But that insight wouldn't come until later. As the Orange County Fire Authority team arrived at the horrific scene, its top task was trying to figure out how to separate the woman from the mass of attacking insects.
The bees "were almost in clusters," one of the firefighters, Ryan Wilson, told KNBC. "Maybe the size of a golf ball all over her . . . she had them on her face, around her mouth, around her ears, her neck and her hair."
Donning protective gear would take too long, the firefighters decided, so they sprung into action without it.
The emergency responders grabbed a carbon dioxide fire extinguisher and began spraying the bees that were attacking the woman, who was now barely conscious.
"It's so horrific, I will never lose the memory of seeing her just swatting at whatever she could," neighbor Cynthia Emmets told CBS affiliate KCAL.
Wilson said first responders were "spraying and they were freezing the bees as they were kind of hovering and landing on us."
They stopped the brunt of the attack. But when they got the woman to the hospital, she was still covered in bees. She was also in critical condition, having been stung more than 200 times.
Her son told firefighters that she is expected to survive, although her recovery will be arduous.
"When you get somebody stung hundreds of times, [bees] injecting that venom, you're gonna have a serious issue," OCFA Capt. Tony Bommarito told KNBC. "Anybody, allergy or not, is gonna be in serious condition after that."
Two of the firefighters were also stung. They were treated and released from the hospital and returned to work.
As The Washington Post's Dan Eggen reported in 2000, African honey bees were brought to Brazil decades earlier to increase honey production, but were accidentally released into the wild. They crossbred with domestic honeybees, and have been making their way north ever since.

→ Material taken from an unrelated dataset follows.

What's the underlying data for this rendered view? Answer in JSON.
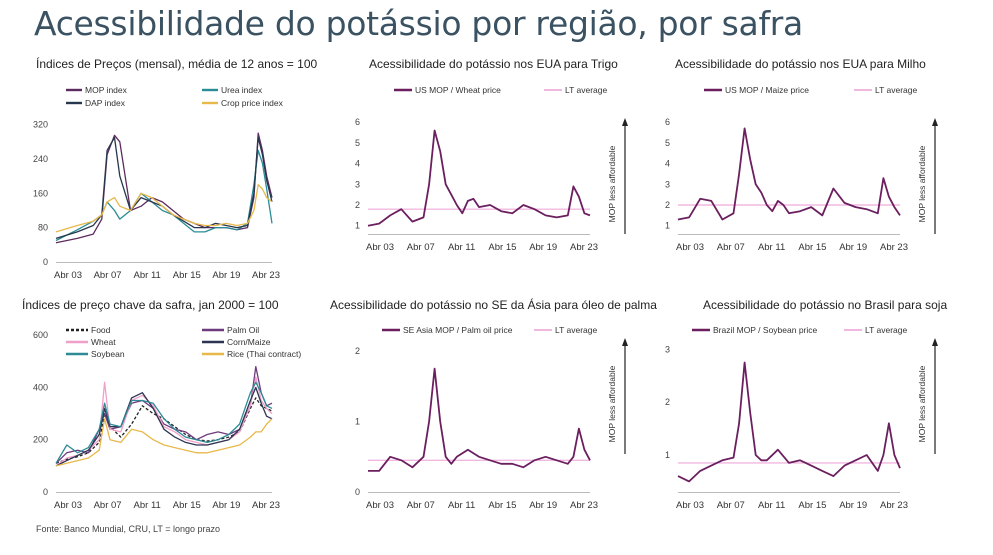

"They crossed into Texas . . . and have since invaded Arizona, New Mexico, Nevada and California," Eggen wrote. "The bees are territorial and aggressive, and are known for their habit of swarming and attacking a victim repeatedly. The insects can become agitated by vibrations from as far away as 100 feet and can pursue a victim for more than a quarter-mile."
The African bees look similar to their docile European-descended cousins, according to the Arizona Republic. Their temperament is what gives them a rotten reputation.
"They are very aggressive and they will sting in great numbers," Nancy Troyano, an entomologist with Western Exterminator, told the newspaper. "And they will pursue a threat for up to a quarter of a mile."
People being attacked should run away as fast as possible, but jumping in water is not a good idea with Africanized bees. They'll patiently wait for their victim to surface, then renew the attack. A telltale sign that an attack is about to occur, according to the U.S. Forest Service: patrolling bees will head-butt intruders to drive them away from colonies.
After the attack in Southern California, first responders closed several blocks nearby, hoping to prevent anyone else from becoming an unwitting victim.
Then they called in the experts: a local bee company.
By that afternoon, people in bee suits had removed several buckets full of honey.